I will arise and go now, for always night and day
I hear lake water lapping with low sounds by the shore;
While I stand on the roadway, or on the pavements grey,
I hear it in the deep heart's core.
Did you read that last line? “The deep heart’s core.” That is it. Call it Innisfree. Call it Carolina. But what we are saying is that there is a home for us. And we are made for that place. Thus, John’s Gospel:
John 14:1–6 (ESV): 14 “Let not your hearts be troubled. Believe in God; believe also in me. 2 In my Father’s house are many rooms. If it were not so, would I have told you that I go to prepare a place for you? 3 And if I go and prepare a place for you, I will come again and will take you to myself, that where I am you may be also. 4 And you know the way to where I am going.” 5 Thomas said to him, “Lord, we do not know where you are going. How can we know the way?” 6 Jesus said to him, “I am the way, and the truth, and the life. No one comes to the Father except through me.

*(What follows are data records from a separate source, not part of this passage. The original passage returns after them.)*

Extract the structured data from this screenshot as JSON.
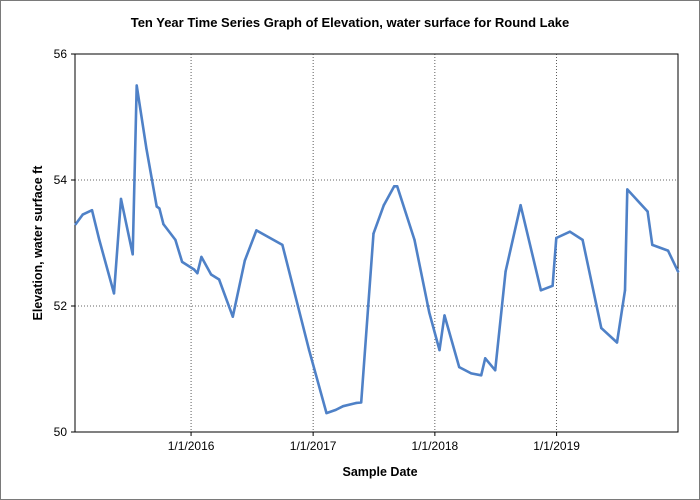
{
  "chart_data": {
    "type": "line",
    "title": "Ten Year Time Series Graph of Elevation, water surface for Round Lake",
    "xlabel": "Sample Date",
    "ylabel": "Elevation, water surface ft",
    "xlim": [
      "2015-01-18",
      "2019-12-31"
    ],
    "ylim": [
      50,
      56
    ],
    "y_ticks": [
      50,
      52,
      54,
      56
    ],
    "x_ticks": [
      {
        "date": "2016-01-01",
        "label": "1/1/2016"
      },
      {
        "date": "2017-01-01",
        "label": "1/1/2017"
      },
      {
        "date": "2018-01-01",
        "label": "1/1/2018"
      },
      {
        "date": "2019-01-01",
        "label": "1/1/2019"
      }
    ],
    "grid": true,
    "line_color": "#4f81c7",
    "series": [
      {
        "points": [
          [
            "2015-01-20",
            53.3
          ],
          [
            "2015-02-10",
            53.45
          ],
          [
            "2015-03-10",
            53.52
          ],
          [
            "2015-04-01",
            53.05
          ],
          [
            "2015-05-15",
            52.2
          ],
          [
            "2015-06-05",
            53.7
          ],
          [
            "2015-07-10",
            52.82
          ],
          [
            "2015-07-22",
            55.5
          ],
          [
            "2015-08-20",
            54.5
          ],
          [
            "2015-09-20",
            53.58
          ],
          [
            "2015-09-28",
            53.55
          ],
          [
            "2015-10-10",
            53.3
          ],
          [
            "2015-11-15",
            53.05
          ],
          [
            "2015-12-05",
            52.7
          ],
          [
            "2016-01-10",
            52.58
          ],
          [
            "2016-01-20",
            52.52
          ],
          [
            "2016-02-01",
            52.78
          ],
          [
            "2016-03-01",
            52.5
          ],
          [
            "2016-03-25",
            52.42
          ],
          [
            "2016-05-05",
            51.83
          ],
          [
            "2016-06-10",
            52.72
          ],
          [
            "2016-07-15",
            53.2
          ],
          [
            "2016-10-01",
            52.97
          ],
          [
            "2016-12-20",
            51.3
          ],
          [
            "2017-02-10",
            50.3
          ],
          [
            "2017-03-10",
            50.35
          ],
          [
            "2017-04-01",
            50.41
          ],
          [
            "2017-05-10",
            50.46
          ],
          [
            "2017-05-25",
            50.47
          ],
          [
            "2017-07-01",
            53.15
          ],
          [
            "2017-08-01",
            53.6
          ],
          [
            "2017-09-01",
            53.9
          ],
          [
            "2017-09-10",
            53.9
          ],
          [
            "2017-11-01",
            53.05
          ],
          [
            "2017-12-15",
            51.9
          ],
          [
            "2018-01-15",
            51.3
          ],
          [
            "2018-01-30",
            51.85
          ],
          [
            "2018-03-15",
            51.03
          ],
          [
            "2018-04-20",
            50.93
          ],
          [
            "2018-05-20",
            50.9
          ],
          [
            "2018-06-01",
            51.17
          ],
          [
            "2018-07-01",
            50.98
          ],
          [
            "2018-08-01",
            52.55
          ],
          [
            "2018-09-15",
            53.6
          ],
          [
            "2018-11-15",
            52.25
          ],
          [
            "2018-12-20",
            52.32
          ],
          [
            "2018-12-31",
            53.08
          ],
          [
            "2019-02-10",
            53.18
          ],
          [
            "2019-03-20",
            53.05
          ],
          [
            "2019-05-15",
            51.65
          ],
          [
            "2019-07-01",
            51.42
          ],
          [
            "2019-07-25",
            52.25
          ],
          [
            "2019-08-01",
            53.85
          ],
          [
            "2019-10-01",
            53.5
          ],
          [
            "2019-10-15",
            52.97
          ],
          [
            "2019-12-01",
            52.88
          ],
          [
            "2019-12-31",
            52.55
          ]
        ]
      }
    ]
  }
}
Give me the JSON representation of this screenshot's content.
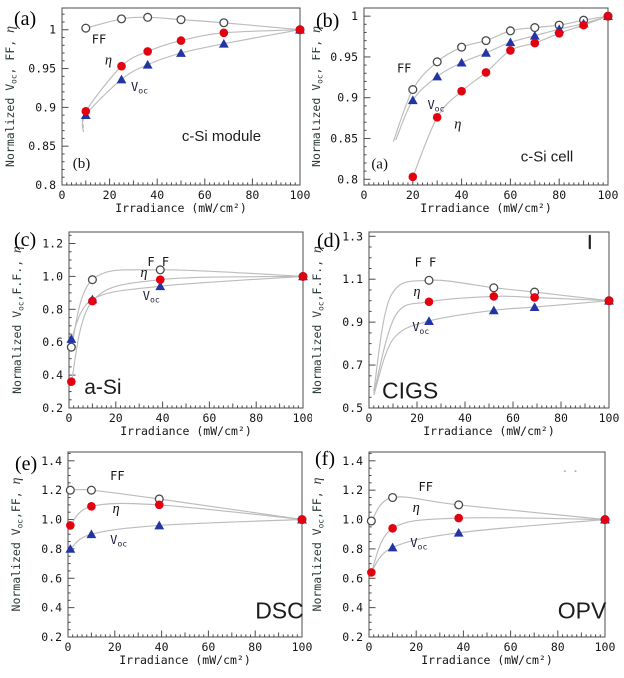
{
  "figure": {
    "background": "#ffffff",
    "description": "Normalized Voc, FF and efficiency versus irradiance for six photovoltaic technologies"
  },
  "colors": {
    "eta_red": "#e3000f",
    "voc_blue": "#2334a4",
    "marker_outline": "#4a4a4a",
    "curve_gray": "#bcbcbc",
    "frame": "#4c4c4c",
    "tick_text": "#151515",
    "ylabel_text": "#2e3c3c",
    "voc_label_text": "#1a1a3a",
    "stray": "#222222"
  },
  "chart_data": [
    {
      "type": "scatter-line",
      "panel_letter": "(a)",
      "inner_letter": {
        "text": "(b)",
        "x": 4.5,
        "y": 0.822
      },
      "material": {
        "text": "c-Si module",
        "x": 67,
        "y": 0.857,
        "size": 15,
        "anchor": "middle"
      },
      "xlabel": "Irradiance (mW/cm²)",
      "ylabel": "Normalized Voc, FF, η",
      "xlim": [
        0,
        100
      ],
      "ylim": [
        0.8,
        1.028
      ],
      "xticks": [
        0,
        20,
        40,
        60,
        80,
        100
      ],
      "yticks": [
        0.8,
        0.85,
        0.9,
        0.95,
        1
      ],
      "ytick_labels": [
        "0.8",
        "0.85",
        "0.9",
        "0.95",
        "1"
      ],
      "x_minor_step": 2,
      "y_minor_step": 0.01,
      "legend": "on-plot labels",
      "series": [
        {
          "name": "FF",
          "marker": "open-circle",
          "x": [
            10,
            25,
            36,
            50,
            68,
            100
          ],
          "y": [
            1.002,
            1.014,
            1.016,
            1.013,
            1.009,
            1.0
          ]
        },
        {
          "name": "Voc",
          "marker": "triangle",
          "x": [
            10,
            25,
            36,
            50,
            68,
            100
          ],
          "y": [
            0.89,
            0.936,
            0.955,
            0.97,
            0.982,
            1.0
          ],
          "ext": [
            [
              9,
              0.868
            ]
          ]
        },
        {
          "name": "η",
          "marker": "circle",
          "x": [
            10,
            25,
            36,
            50,
            68,
            100
          ],
          "y": [
            0.895,
            0.953,
            0.972,
            0.986,
            0.996,
            1.0
          ],
          "ext": [
            [
              9,
              0.874
            ]
          ]
        }
      ],
      "series_labels": [
        {
          "text": "FF",
          "x": 12.5,
          "y": 0.982,
          "size": 12
        },
        {
          "text": "η",
          "x": 18,
          "y": 0.9555,
          "size": 12
        },
        {
          "text": "Voc",
          "x": 29,
          "y": 0.921,
          "size": 12
        }
      ],
      "stray_marks": []
    },
    {
      "type": "scatter-line",
      "panel_letter": "(b)",
      "inner_letter": {
        "text": "(a)",
        "x": 3,
        "y": 0.8135
      },
      "material": {
        "text": "c-Si cell",
        "x": 75,
        "y": 0.822,
        "size": 15,
        "anchor": "middle"
      },
      "xlabel": "Irradiance (mW/cm²)",
      "ylabel": "Normalized Voc, FF, η",
      "xlim": [
        0,
        100
      ],
      "ylim": [
        0.793,
        1.01
      ],
      "xticks": [
        0,
        20,
        40,
        60,
        80,
        100
      ],
      "yticks": [
        0.8,
        0.85,
        0.9,
        0.95,
        1
      ],
      "ytick_labels": [
        "0.8",
        "0.85",
        "0.9",
        "0.95",
        "1"
      ],
      "x_minor_step": 2,
      "y_minor_step": 0.01,
      "legend": "on-plot labels",
      "series": [
        {
          "name": "FF",
          "marker": "open-circle",
          "x": [
            20,
            30,
            40,
            50,
            60,
            70,
            80,
            90,
            100
          ],
          "y": [
            0.91,
            0.944,
            0.962,
            0.97,
            0.982,
            0.986,
            0.989,
            0.995,
            1.0
          ],
          "ext": [
            [
              12,
              0.846
            ]
          ]
        },
        {
          "name": "Voc",
          "marker": "triangle",
          "x": [
            20,
            30,
            40,
            50,
            60,
            70,
            80,
            90,
            100
          ],
          "y": [
            0.897,
            0.926,
            0.943,
            0.955,
            0.968,
            0.976,
            0.984,
            0.991,
            1.0
          ],
          "ext": [
            [
              13,
              0.848
            ]
          ]
        },
        {
          "name": "η",
          "marker": "circle",
          "x": [
            20,
            30,
            40,
            50,
            60,
            70,
            80,
            90,
            100
          ],
          "y": [
            0.803,
            0.876,
            0.908,
            0.931,
            0.958,
            0.967,
            0.979,
            0.989,
            1.0
          ]
        }
      ],
      "series_labels": [
        {
          "text": "FF",
          "x": 13.5,
          "y": 0.931,
          "size": 12
        },
        {
          "text": "Voc",
          "x": 26,
          "y": 0.886,
          "size": 12
        },
        {
          "text": "η",
          "x": 37,
          "y": 0.862,
          "size": 12
        }
      ],
      "stray_marks": []
    },
    {
      "type": "scatter-line",
      "panel_letter": "(c)",
      "inner_letter": null,
      "material": {
        "text": "a-Si",
        "x": 6.5,
        "y": 0.285,
        "size": 21,
        "anchor": "start"
      },
      "xlabel": "Irradiance (mW/cm²)",
      "ylabel": "Normalized Voc,F.F., η",
      "xlim": [
        0,
        100
      ],
      "ylim": [
        0.2,
        1.27
      ],
      "xticks": [
        0,
        20,
        40,
        60,
        80,
        100
      ],
      "yticks": [
        0.2,
        0.4,
        0.6,
        0.8,
        1.0,
        1.2
      ],
      "ytick_labels": [
        "0.2",
        "0.4",
        "0.6",
        "0.8",
        "1.0",
        "1.2"
      ],
      "x_minor_step": 2,
      "y_minor_step": 0.05,
      "legend": "on-plot labels",
      "series": [
        {
          "name": "FF",
          "marker": "open-circle",
          "x": [
            1,
            10,
            39,
            100
          ],
          "y": [
            0.57,
            0.98,
            1.04,
            1.0
          ]
        },
        {
          "name": "Voc",
          "marker": "triangle",
          "x": [
            1,
            10,
            39,
            100
          ],
          "y": [
            0.62,
            0.86,
            0.94,
            1.0
          ]
        },
        {
          "name": "η",
          "marker": "circle",
          "x": [
            1,
            10,
            39,
            100
          ],
          "y": [
            0.36,
            0.85,
            0.98,
            1.0
          ]
        }
      ],
      "series_labels": [
        {
          "text": "F F",
          "x": 33.5,
          "y": 1.062,
          "size": 12
        },
        {
          "text": "η",
          "x": 30.5,
          "y": 0.996,
          "size": 12
        },
        {
          "text": "Voc",
          "x": 31.5,
          "y": 0.857,
          "size": 12
        }
      ],
      "stray_marks": []
    },
    {
      "type": "scatter-line",
      "panel_letter": "(d)",
      "inner_letter": null,
      "material": {
        "text": "CIGS",
        "x": 5.4,
        "y": 0.545,
        "size": 23,
        "anchor": "start"
      },
      "xlabel": "Irradiance (mW/cm²)",
      "ylabel": "Normalized Voc,F.F., η",
      "xlim": [
        0,
        100
      ],
      "ylim": [
        0.5,
        1.32
      ],
      "xticks": [
        0,
        20,
        40,
        60,
        80,
        100
      ],
      "yticks": [
        0.5,
        0.7,
        0.9,
        1.1,
        1.3
      ],
      "ytick_labels": [
        "0.5",
        "0.7",
        "0.9",
        "1.1",
        "1.3"
      ],
      "x_minor_step": 2,
      "y_minor_step": 0.05,
      "legend": "on-plot labels",
      "series": [
        {
          "name": "FF",
          "marker": "open-circle",
          "x": [
            25,
            52,
            69,
            100
          ],
          "y": [
            1.095,
            1.06,
            1.04,
            1.0
          ],
          "ext": [
            [
              2,
              0.58
            ],
            [
              9,
              1.02
            ]
          ]
        },
        {
          "name": "Voc",
          "marker": "triangle",
          "x": [
            25,
            52,
            69,
            100
          ],
          "y": [
            0.905,
            0.955,
            0.97,
            1.0
          ],
          "ext": [
            [
              2,
              0.56
            ],
            [
              10,
              0.82
            ]
          ]
        },
        {
          "name": "η",
          "marker": "circle",
          "x": [
            25,
            52,
            69,
            100
          ],
          "y": [
            0.995,
            1.02,
            1.015,
            1.0
          ],
          "ext": [
            [
              2,
              0.57
            ],
            [
              11,
              0.93
            ]
          ]
        }
      ],
      "series_labels": [
        {
          "text": "F F",
          "x": 19,
          "y": 1.16,
          "size": 12
        },
        {
          "text": "η",
          "x": 18.5,
          "y": 1.022,
          "size": 12
        },
        {
          "text": "Voc",
          "x": 18,
          "y": 0.858,
          "size": 12
        }
      ],
      "stray_marks": [
        {
          "type": "line",
          "x": 92,
          "y1": 1.245,
          "y2": 1.302
        }
      ]
    },
    {
      "type": "scatter-line",
      "panel_letter": "(e)",
      "inner_letter": null,
      "material": {
        "text": "DSC",
        "x": 80,
        "y": 0.325,
        "size": 23,
        "anchor": "start"
      },
      "xlabel": "Irradiance (mW/cm²)",
      "ylabel": "Normalized Voc,FF, η",
      "xlim": [
        0,
        100
      ],
      "ylim": [
        0.2,
        1.46
      ],
      "xticks": [
        0,
        20,
        40,
        60,
        80,
        100
      ],
      "yticks": [
        0.2,
        0.4,
        0.6,
        0.8,
        1.0,
        1.2,
        1.4
      ],
      "ytick_labels": [
        "0.2",
        "0.4",
        "0.6",
        "0.8",
        "1.0",
        "1.2",
        "1.4"
      ],
      "x_minor_step": 2,
      "y_minor_step": 0.05,
      "legend": "on-plot labels",
      "series": [
        {
          "name": "FF",
          "marker": "open-circle",
          "x": [
            1,
            10,
            39,
            100
          ],
          "y": [
            1.2,
            1.2,
            1.14,
            1.0
          ]
        },
        {
          "name": "Voc",
          "marker": "triangle",
          "x": [
            1,
            10,
            39,
            100
          ],
          "y": [
            0.8,
            0.9,
            0.96,
            1.0
          ]
        },
        {
          "name": "η",
          "marker": "circle",
          "x": [
            1,
            10,
            39,
            100
          ],
          "y": [
            0.96,
            1.09,
            1.1,
            1.0
          ]
        }
      ],
      "series_labels": [
        {
          "text": "FF",
          "x": 18,
          "y": 1.268,
          "size": 12
        },
        {
          "text": "η",
          "x": 19,
          "y": 1.044,
          "size": 12
        },
        {
          "text": "Voc",
          "x": 18,
          "y": 0.833,
          "size": 12
        }
      ],
      "stray_marks": []
    },
    {
      "type": "scatter-line",
      "panel_letter": "(f)",
      "inner_letter": null,
      "material": {
        "text": "OPV",
        "x": 80,
        "y": 0.325,
        "size": 23,
        "anchor": "start"
      },
      "xlabel": "Irradiance (mW/cm²)",
      "ylabel": "Normalized Voc,FF, η",
      "xlim": [
        0,
        100
      ],
      "ylim": [
        0.2,
        1.46
      ],
      "xticks": [
        0,
        20,
        40,
        60,
        80,
        100
      ],
      "yticks": [
        0.2,
        0.4,
        0.6,
        0.8,
        1.0,
        1.2,
        1.4
      ],
      "ytick_labels": [
        "0.2",
        "0.4",
        "0.6",
        "0.8",
        "1.0",
        "1.2",
        "1.4"
      ],
      "x_minor_step": 2,
      "y_minor_step": 0.05,
      "legend": "on-plot labels",
      "series": [
        {
          "name": "FF",
          "marker": "open-circle",
          "x": [
            1,
            10,
            38,
            100
          ],
          "y": [
            0.99,
            1.15,
            1.1,
            1.0
          ]
        },
        {
          "name": "Voc",
          "marker": "triangle",
          "x": [
            10,
            38,
            100
          ],
          "y": [
            0.81,
            0.91,
            1.0
          ],
          "ext": [
            [
              1,
              0.645
            ]
          ]
        },
        {
          "name": "η",
          "marker": "circle",
          "x": [
            1,
            10,
            38,
            100
          ],
          "y": [
            0.64,
            0.94,
            1.01,
            1.0
          ]
        }
      ],
      "series_labels": [
        {
          "text": "FF",
          "x": 21,
          "y": 1.193,
          "size": 12
        },
        {
          "text": "η",
          "x": 18.5,
          "y": 1.052,
          "size": 12
        },
        {
          "text": "Voc",
          "x": 17.5,
          "y": 0.812,
          "size": 12
        }
      ],
      "stray_marks": [
        {
          "type": "dot",
          "x": 83,
          "y": 1.33
        },
        {
          "type": "dot",
          "x": 87.5,
          "y": 1.33
        }
      ]
    }
  ]
}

In Advent, we are allowed to think out loud about this visceral pining for home. For in the coming of our Lord Jesus, we have the Answer to the internal longing, the existential ache. And we learn: He is our home.

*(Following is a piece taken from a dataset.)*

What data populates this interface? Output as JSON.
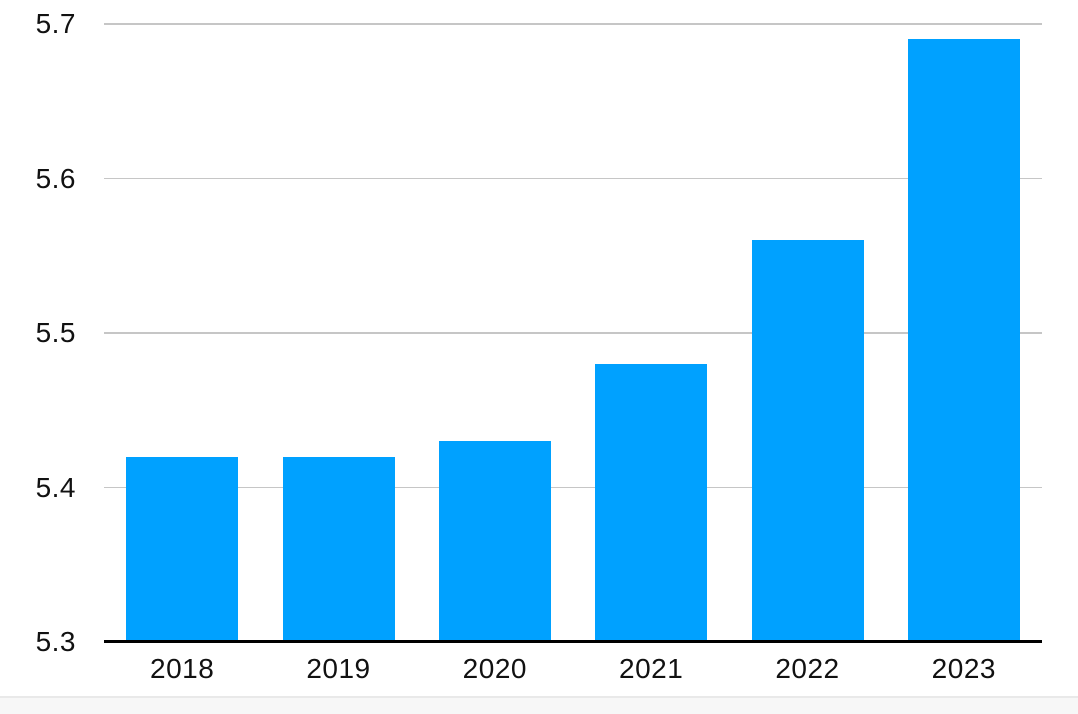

I composed “Carolina Christmas” (below) as an expression of this Gospel reality. I pray it brings peace and maybe even a prayer for the Home where you can go.
References
A Study Guide for William Butler Yeats's "The Lake Isle of Innisfree". United States: Gale, Cengage Learning, 2016.
Wolfe, Thomas. You Can't Go Home Again. New York: Harper, 1940.
It's a Carolina Christmas
Words and Music ©️ 2005-2023 Michael Anthony Milton (Bethesda Music, BMI, CCLI).
It's a Carolina Christmas
From her mountains to the Sea
From Cherokee to Wilmington
And the Piedmont in between
I have been traveling way too much
My work has forced me to roam
But what I need today is to
Find my way
To my Carolina Home
Recently I′ve been to California
And to the San Francisco bay
It's a beautiful sight
But it's another flight
And another motel stay
Yes I′ve seen the lights of Broadway
I′ve felt breezes on Key Largo
But of all the places where I have been
There's only one place I want to go
It′s a Carolina Christmas
From her mountains to the Sea
From Cherokee to Wilmington
And the Piedmont in between
I have been traveling way to much
My work has forced me to roam
But what I need today is to
Find my way
To my Carolina Home
Carolina Christmas
Means so much to me
Not because of the natural beauty
But because of my family
It's a Carolina Christmas
From her mountains to the Sea
From Boone to Elizabeth City
And Charlotte in between
My calling has taken my far and wide
And I do not mean to moan
But there′s a time to give
And a time to rest
And a time to come on home
It's a Carolina Christmas
It′s a Carolina Christmas
It's a Carolina Christmas
And it's time to come on home.
Beautiful. L. Frank Baum was right, "There is no place like home."